Marcello y J. M. en una foto reciente
Marcello me contó lo del terremoto con los ojos muy abiertos: cómo bajó a toda prisa las escaleras de un sexto piso sin tocar el suelo. Su tío agarró la mano del niño de cinco años que era entonces y lo arrastró por las escaleras a oscuras, volando entre los gritos de los vecinos aterrorizados. Recuerda también los edificios doblándose como si fueran de mantequilla y los rostros de la gente en la calle, desconcertados y aturdidos por el pánico. Su padre decidió entonces salir de la ciudad a toda prisa. Es un decir, porque
Nápoles ya es una catástrofe sin la ayuda de la naturaleza. Al salir al campo, una espesa e impenetrable niebla cubrió el mundo de extrañeza. Viajaron toda la noche, despacio, temiendo toparse con árboles o puentes derruidos, hasta ponerse a salvo con el sosiego del alba.
El terremoto mató a 5.000 personas.
En aquel tiempo yo vivía en el norte de Italia y recuerdo la conmoción, las primeras horas, las noticias confusas. También recuerdo como se
movilizaron para ayudar, como la sociedad civil se volcó dando muestras del carácter solidario, magnífico, de esa gente.
Después nos enteramos que camiones llenos de artículos de primera necesidad como mantas y abrigos (hacía mucho frío) eran saqueados por delincuentes desalmados. Hubo quien reconoció meses después en
mercadillos de Milán o de
Turín, la chaqueta que había donado para los damnificados. Pero esa es otra historia.
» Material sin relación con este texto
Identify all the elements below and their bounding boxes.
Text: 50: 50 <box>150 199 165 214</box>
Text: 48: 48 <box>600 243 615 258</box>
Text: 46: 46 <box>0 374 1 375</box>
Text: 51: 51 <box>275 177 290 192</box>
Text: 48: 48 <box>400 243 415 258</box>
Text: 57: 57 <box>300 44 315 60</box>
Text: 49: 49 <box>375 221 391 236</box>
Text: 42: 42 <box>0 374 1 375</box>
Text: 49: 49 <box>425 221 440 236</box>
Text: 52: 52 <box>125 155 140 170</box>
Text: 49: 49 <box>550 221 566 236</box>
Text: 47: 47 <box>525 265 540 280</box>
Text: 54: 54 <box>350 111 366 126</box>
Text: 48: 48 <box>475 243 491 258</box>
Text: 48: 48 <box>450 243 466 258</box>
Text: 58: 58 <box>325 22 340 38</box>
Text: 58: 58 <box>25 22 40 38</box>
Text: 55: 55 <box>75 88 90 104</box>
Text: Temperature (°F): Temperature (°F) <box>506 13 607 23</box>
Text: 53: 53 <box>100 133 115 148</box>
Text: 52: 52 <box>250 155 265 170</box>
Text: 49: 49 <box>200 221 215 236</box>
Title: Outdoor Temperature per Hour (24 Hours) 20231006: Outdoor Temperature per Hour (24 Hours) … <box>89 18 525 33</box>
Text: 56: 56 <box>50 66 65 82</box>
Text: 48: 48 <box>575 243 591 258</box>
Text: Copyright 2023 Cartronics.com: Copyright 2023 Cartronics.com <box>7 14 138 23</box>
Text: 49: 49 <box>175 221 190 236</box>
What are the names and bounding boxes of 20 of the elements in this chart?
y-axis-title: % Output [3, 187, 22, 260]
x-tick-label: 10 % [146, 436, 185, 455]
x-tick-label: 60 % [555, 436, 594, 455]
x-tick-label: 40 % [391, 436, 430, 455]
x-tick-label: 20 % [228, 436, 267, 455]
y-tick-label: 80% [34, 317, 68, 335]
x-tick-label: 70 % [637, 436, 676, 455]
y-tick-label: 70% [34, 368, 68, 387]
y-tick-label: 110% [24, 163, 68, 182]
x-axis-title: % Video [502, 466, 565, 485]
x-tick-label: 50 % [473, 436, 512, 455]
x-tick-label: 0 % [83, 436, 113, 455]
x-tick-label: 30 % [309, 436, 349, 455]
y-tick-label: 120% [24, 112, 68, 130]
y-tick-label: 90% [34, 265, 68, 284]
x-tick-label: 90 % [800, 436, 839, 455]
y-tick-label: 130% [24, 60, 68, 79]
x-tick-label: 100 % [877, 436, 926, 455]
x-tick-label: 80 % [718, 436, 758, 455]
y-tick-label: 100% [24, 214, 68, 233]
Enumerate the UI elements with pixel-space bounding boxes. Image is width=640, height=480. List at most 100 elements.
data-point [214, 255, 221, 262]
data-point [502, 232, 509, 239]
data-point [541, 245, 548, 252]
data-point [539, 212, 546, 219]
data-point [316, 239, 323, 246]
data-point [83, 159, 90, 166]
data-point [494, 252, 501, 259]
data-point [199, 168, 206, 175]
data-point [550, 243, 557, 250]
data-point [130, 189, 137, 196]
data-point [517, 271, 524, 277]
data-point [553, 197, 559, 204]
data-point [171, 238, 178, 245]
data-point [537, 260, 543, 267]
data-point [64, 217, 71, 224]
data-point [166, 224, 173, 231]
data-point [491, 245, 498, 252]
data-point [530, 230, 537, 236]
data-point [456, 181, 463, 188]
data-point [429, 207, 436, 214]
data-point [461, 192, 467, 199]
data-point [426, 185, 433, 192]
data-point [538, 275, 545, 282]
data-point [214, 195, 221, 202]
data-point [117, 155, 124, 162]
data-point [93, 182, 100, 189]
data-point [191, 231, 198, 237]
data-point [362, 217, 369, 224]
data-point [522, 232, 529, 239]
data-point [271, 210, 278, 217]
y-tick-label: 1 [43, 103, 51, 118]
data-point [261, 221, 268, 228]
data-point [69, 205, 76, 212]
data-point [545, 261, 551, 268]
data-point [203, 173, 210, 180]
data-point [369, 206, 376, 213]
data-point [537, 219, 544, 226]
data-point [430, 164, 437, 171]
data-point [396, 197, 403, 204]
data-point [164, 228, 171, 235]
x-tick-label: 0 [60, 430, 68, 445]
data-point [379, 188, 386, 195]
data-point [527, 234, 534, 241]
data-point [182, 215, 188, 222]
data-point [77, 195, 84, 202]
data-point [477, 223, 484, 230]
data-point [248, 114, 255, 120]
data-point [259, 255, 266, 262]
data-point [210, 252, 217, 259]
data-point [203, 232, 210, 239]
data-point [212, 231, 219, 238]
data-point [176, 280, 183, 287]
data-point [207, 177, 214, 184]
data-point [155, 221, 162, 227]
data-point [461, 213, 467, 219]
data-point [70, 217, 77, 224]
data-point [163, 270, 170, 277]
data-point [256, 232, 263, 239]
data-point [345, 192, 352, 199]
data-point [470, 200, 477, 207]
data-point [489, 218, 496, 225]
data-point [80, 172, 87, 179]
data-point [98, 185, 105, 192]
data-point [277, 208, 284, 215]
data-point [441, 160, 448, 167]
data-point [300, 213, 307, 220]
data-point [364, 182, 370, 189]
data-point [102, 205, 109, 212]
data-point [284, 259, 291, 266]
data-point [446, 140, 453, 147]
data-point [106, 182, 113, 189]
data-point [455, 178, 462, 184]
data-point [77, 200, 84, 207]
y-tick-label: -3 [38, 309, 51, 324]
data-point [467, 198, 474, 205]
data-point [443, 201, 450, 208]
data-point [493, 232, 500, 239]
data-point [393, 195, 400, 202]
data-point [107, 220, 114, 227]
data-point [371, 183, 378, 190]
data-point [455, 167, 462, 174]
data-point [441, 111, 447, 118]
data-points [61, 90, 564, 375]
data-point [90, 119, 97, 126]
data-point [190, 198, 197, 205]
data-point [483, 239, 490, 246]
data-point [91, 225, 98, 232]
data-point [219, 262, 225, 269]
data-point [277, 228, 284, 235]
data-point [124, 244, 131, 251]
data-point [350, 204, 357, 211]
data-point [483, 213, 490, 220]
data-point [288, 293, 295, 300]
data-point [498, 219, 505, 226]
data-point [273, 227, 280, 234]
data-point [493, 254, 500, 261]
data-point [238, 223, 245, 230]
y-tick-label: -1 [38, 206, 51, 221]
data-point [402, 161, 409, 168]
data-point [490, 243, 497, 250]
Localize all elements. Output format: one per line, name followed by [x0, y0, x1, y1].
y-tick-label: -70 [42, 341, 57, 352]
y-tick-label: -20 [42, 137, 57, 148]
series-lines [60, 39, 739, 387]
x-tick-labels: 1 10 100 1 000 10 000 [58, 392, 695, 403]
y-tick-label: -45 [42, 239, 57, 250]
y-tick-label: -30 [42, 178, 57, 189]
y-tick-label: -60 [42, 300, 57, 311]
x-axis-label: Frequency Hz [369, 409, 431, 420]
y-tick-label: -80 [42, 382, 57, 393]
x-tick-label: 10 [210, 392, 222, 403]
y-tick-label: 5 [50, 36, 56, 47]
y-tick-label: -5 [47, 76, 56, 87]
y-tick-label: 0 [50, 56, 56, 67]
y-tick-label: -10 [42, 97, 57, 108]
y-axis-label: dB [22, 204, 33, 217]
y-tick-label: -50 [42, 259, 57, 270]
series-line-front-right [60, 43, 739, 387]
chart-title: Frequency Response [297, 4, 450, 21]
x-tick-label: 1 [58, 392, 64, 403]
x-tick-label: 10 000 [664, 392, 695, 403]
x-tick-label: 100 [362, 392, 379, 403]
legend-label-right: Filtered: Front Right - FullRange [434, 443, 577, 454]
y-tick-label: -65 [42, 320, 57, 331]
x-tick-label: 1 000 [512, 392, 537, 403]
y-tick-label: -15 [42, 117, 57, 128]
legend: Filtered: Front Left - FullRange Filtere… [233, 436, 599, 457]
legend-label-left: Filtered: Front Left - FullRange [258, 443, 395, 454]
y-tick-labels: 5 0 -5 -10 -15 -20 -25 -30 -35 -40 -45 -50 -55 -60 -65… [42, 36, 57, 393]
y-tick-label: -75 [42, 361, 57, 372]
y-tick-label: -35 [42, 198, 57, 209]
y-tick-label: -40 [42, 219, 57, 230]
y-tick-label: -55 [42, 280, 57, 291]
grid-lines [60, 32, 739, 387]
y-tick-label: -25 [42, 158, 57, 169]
Ocho años más tarde, una madrugada de agosto en el Valle de
Kathmandú, un fuerte temblor me hizo caer de la cama. Mi compañera, medio dormida y cabreada decía que dejara de moverme pero al instante nos dimos cuenta de lo que sucedía. Nuestra cama era un
cochecito de montañas rusas en aquel minuto que pareció eterno. Nos salvó la sólida construcción del edificio. Los habitantes de los barrios históricos y de los pequeños pueblos no corrieron la misma suerte. Al cabo de dos días, centenares de piras funerarias iluminaron el cielo de
Pashupatinath tiñendo de naranja las aguas sagradas del
Bagmati, en el espectáculo más triste que jamás he visto.